عَنِ الْعَبَّاسِ بْنِ عَبْدِ الْمُطَّلِبِ رضي الله عنه أَنَّهُ سَمِعَ رَسُولَ اللهِ صَلَّى اللهُ عَلَيْهِ وَسَلَّمَ، يَقُولُ:
«ذَاقَ طَعْمَ الْإِيمَانِ مَنْ رَضِيَ بِاللهِ رَبًّا، وَبِالْإِسْلَامِ دِينًا، وَبِمُحَمَّدٍ رَسُولًا».
[صحيح] - [رواه مسلم] - [صحيح مسلم: 34]
المزيــد ...
Abbâs b. Abdulmuttalib -radıyallahu anh-'tan rivayet edildiğine göre o, Rasûlullah -sallallahu aleyhi ve sellem-'i şöyle derken işitmiştir:
«Rab olarak Allah'tan, din olarak İslam'dan, rasûl olarak Muhammed -sallallahu aleyhi ve sellem-'den razı olan kimse imanın lezzetinin tadını alır.»
[Sahih Hadis] - [Müslim rivayet etmiştir] - [صحيح مسلم - 34]
Peygamber -sallallahu aleyhi ve sellem- imanında samimi olan ve kalbi imanla huzura kavuşan bir Müminin, kalbinde rahatlık, genişleme, sevinç, tatlılık ve Allah Teâlâ'ya yakın olmanın lezzetini idrak edeceğini bildirmektedir.
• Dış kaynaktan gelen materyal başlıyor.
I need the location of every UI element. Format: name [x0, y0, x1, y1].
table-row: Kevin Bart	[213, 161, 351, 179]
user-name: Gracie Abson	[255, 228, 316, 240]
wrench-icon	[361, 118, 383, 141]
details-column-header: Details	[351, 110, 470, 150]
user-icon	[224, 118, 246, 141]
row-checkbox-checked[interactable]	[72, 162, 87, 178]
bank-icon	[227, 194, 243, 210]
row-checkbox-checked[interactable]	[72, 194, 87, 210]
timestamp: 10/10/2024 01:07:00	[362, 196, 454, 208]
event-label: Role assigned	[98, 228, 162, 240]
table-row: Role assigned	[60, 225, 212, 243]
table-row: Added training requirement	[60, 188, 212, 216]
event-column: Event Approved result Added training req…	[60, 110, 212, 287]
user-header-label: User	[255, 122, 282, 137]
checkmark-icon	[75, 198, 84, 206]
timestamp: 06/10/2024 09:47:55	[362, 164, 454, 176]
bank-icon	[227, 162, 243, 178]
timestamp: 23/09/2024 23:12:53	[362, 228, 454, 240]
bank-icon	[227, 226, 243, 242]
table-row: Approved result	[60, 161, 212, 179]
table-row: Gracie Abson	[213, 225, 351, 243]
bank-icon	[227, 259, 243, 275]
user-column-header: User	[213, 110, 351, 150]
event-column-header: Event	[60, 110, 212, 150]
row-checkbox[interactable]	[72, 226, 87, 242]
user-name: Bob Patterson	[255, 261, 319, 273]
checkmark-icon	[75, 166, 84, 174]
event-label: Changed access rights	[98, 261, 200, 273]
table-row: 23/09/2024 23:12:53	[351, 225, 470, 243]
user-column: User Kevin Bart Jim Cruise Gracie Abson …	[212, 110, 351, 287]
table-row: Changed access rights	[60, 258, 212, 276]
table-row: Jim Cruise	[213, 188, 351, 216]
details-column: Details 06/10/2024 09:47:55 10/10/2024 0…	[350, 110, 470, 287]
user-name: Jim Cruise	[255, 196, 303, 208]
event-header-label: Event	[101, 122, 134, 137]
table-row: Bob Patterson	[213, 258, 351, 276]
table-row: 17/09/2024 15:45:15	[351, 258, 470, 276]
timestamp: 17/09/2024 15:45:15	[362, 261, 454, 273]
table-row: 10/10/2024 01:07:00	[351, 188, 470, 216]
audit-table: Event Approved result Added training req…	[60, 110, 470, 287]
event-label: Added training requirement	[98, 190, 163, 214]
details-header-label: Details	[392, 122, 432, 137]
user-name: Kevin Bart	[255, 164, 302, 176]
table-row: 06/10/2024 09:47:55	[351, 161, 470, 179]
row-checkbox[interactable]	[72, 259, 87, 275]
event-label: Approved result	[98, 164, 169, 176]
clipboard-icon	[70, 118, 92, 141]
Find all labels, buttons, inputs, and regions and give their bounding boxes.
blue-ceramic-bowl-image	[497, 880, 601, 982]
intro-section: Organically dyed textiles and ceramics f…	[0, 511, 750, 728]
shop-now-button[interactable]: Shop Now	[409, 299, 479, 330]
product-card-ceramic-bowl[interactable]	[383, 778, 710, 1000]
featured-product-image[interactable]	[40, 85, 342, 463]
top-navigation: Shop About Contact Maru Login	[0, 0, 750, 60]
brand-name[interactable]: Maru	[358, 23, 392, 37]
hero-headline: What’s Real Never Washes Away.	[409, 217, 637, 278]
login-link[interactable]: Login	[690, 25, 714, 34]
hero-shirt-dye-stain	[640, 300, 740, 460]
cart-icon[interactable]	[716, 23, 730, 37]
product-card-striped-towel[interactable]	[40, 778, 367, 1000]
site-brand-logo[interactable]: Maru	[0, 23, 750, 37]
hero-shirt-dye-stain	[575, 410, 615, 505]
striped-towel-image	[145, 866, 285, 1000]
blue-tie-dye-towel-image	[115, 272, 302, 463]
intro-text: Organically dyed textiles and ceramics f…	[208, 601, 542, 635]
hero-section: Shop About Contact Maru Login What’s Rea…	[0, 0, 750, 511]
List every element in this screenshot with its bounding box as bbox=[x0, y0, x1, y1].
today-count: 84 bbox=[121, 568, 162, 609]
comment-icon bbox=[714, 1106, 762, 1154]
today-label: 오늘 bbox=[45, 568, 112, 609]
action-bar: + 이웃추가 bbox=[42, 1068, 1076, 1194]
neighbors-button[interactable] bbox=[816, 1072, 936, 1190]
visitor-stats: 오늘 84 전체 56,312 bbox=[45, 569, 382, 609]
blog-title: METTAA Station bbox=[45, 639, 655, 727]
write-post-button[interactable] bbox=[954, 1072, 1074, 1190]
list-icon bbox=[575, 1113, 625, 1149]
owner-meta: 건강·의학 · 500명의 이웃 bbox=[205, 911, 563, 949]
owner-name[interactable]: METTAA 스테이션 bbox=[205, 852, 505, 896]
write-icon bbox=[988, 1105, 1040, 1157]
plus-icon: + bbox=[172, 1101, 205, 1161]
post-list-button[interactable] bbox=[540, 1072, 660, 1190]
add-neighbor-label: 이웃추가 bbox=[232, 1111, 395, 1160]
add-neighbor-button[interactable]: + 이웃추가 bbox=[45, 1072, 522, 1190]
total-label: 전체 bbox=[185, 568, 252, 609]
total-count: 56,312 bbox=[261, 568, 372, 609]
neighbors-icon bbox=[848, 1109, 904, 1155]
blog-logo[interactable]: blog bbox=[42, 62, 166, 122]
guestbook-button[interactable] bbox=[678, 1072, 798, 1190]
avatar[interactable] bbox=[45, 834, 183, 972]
Eğer şu üç şeye razı olursa:
Birincisi: Rab olarak Allah'tan razı olur, yani rızıkların ve ahvalin taksimi konusunda rubûbiyetin gereklerine göre kalbi Allah'tan kendisine gelenlerle rahatlar ve genişler. Kalbinde bütün bunlar hususunda hiçbir itiraz bulmaz. Allah Teâlâ'dan başka bir Rab istemez.
İkincisi: İslam'ın gerektirdiği yükümlülüklere ve farzlara kalbini açarak İslam'ı din olarak kabul etmiş ve İslam'dan başka bir yol aramamıştır.
Üçüncüsü: Rasûl olarak Muhammed -sallallahu aleyhi ve sellem-'den razı oldu ve onun getirdiği her şeye tereddüt etmeden ve şüphe duymadan sevindi ve kalbi rahatladı. Peygamber -sallallahu aleyhi ve sellem-'in yoluna uygun bir yol dışında hiçbir yola uymadı.